La Policía Rural y Ecológica de Gobernador Virasoro decomisó más de 205 kilogramos de carne que carecía de controles sanitarios y presentaba signos de contaminación, en el marco de una investigación por abigeato.
La Policía Rural y Ecológica de Gobernador Virasoro decomisó más de 205 kilogramos de productos cárnicos que carecían de controles y presentaban signos evidentes de contaminación, según informaron fuentes oficiales. La investigación se inició tras denuncias por abigeato.
La pesquisa permitió identificar que el centro de distribución era un local comercial denominado “La Familia”, ubicado en el barrio Vuelta del Ombú. Durante la inspección, encabezada por efectivos de la Unidad Especial de Seguridad Rural y el director de Bromatología municipal, Raúl Quispe, se hallaron inicialmente 155 kilogramos de cortes (costillares, paletas y chuleteros) dentro de cámaras frigoríficas.
Las autoridades constataron que los cortes presentaban restos de tierra y pasto, carecían de sello de inspección veterinaria y no poseían documentación sanitaria que avalara su origen.
El vehículo utilizado para el transporte era un automóvil Fiat Uno de color blanco. Tras rastrearlo, la Policía allanó una vivienda en el barrio Narciso Vega, donde se secuestró la unidad. Las pericias iniciales detectaron manchas de sangre en el sector del baúl, compatibles con el transporte de reses faenadas clandestinamente.
El mismo automóvil ya había sido incautado en diciembre de 2025 en la localidad de Garabí por un hecho similar de abigeato, oportunidad en la que su conductor resultó detenido.
En una segunda fase del procedimiento, se inspeccionó un depósito anexo a la carnicería, donde se hallaron otros 50 kilogramos de carne en freezers, también contaminados y sin registro.

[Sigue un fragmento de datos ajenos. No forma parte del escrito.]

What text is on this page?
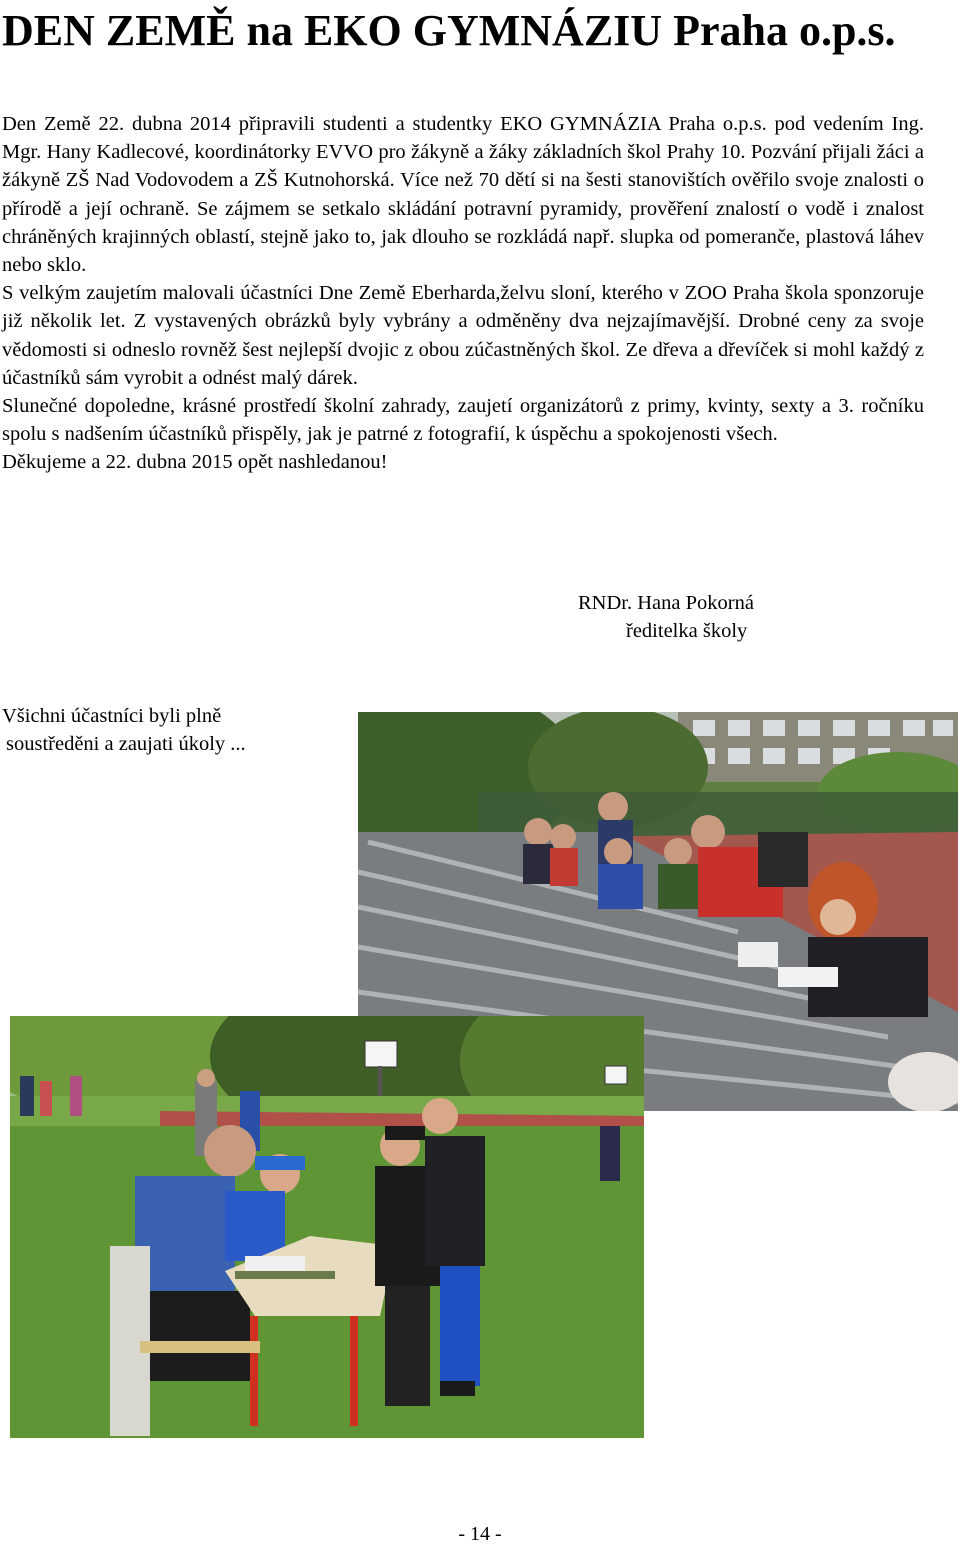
DEN ZEMĚ na EKO GYMNÁZIU Praha o.p.s.

Den Země 22. dubna 2014 připravili studenti a studentky EKO GYMNÁZIA Praha o.p.s. pod vedením Ing. Mgr. Hany Kadlecové, koordinátorky EVVO pro žákyně a žáky základních škol Prahy 10. Pozvání přijali žáci a žákyně ZŠ Nad Vodovodem a ZŠ Kutnohorská. Více než 70 dětí si na šesti stanovištích ověřilo svoje znalosti o přírodě a její ochraně. Se zájmem se setkalo skládání potravní pyramidy, prověření znalostí o vodě i znalost chráněných krajinných oblastí, stejně jako to, jak dlouho se rozkládá např. slupka od pomeranče, plastová láhev nebo sklo.

S velkým zaujetím malovali účastníci Dne Země Eberharda,želvu sloní, kterého v ZOO Praha škola sponzoruje již několik let. Z vystavených obrázků byly vybrány a odměněny dva nejzajímavější. Drobné ceny za svoje vědomosti si odneslo rovněž šest nejlepší dvojic z obou zúčastněných škol. Ze dřeva a dřevíček si mohl každý z účastníků sám vyrobit a odnést malý dárek.

Slunečné dopoledne, krásné prostředí školní zahrady, zaujetí organizátorů z primy, kvinty, sexty a 3. ročníku spolu s nadšením účastníků přispěly, jak je patrné z fotografií, k úspěchu a spokojenosti všech.

Děkujeme a 22. dubna 2015 opět nashledanou!

RNDr. Hana Pokorná
ředitelka školy
Všichni účastníci byli plně
soustředěni a zaujati úkoly ...
- 14 -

Además del decomiso total de la carne, la Justicia ordenó el secuestro de teléfonos celulares y dispositivos digitales para profundizar en la red de proveedores.
La causa se encuentra bajo la órbita del Juzgado y la Fiscalía de Instrucción de Gobernador Virasoro, mientras se intenta determinar el origen del ganado sustraído y las responsabilidades penales de los propietarios del comercio y los transportistas.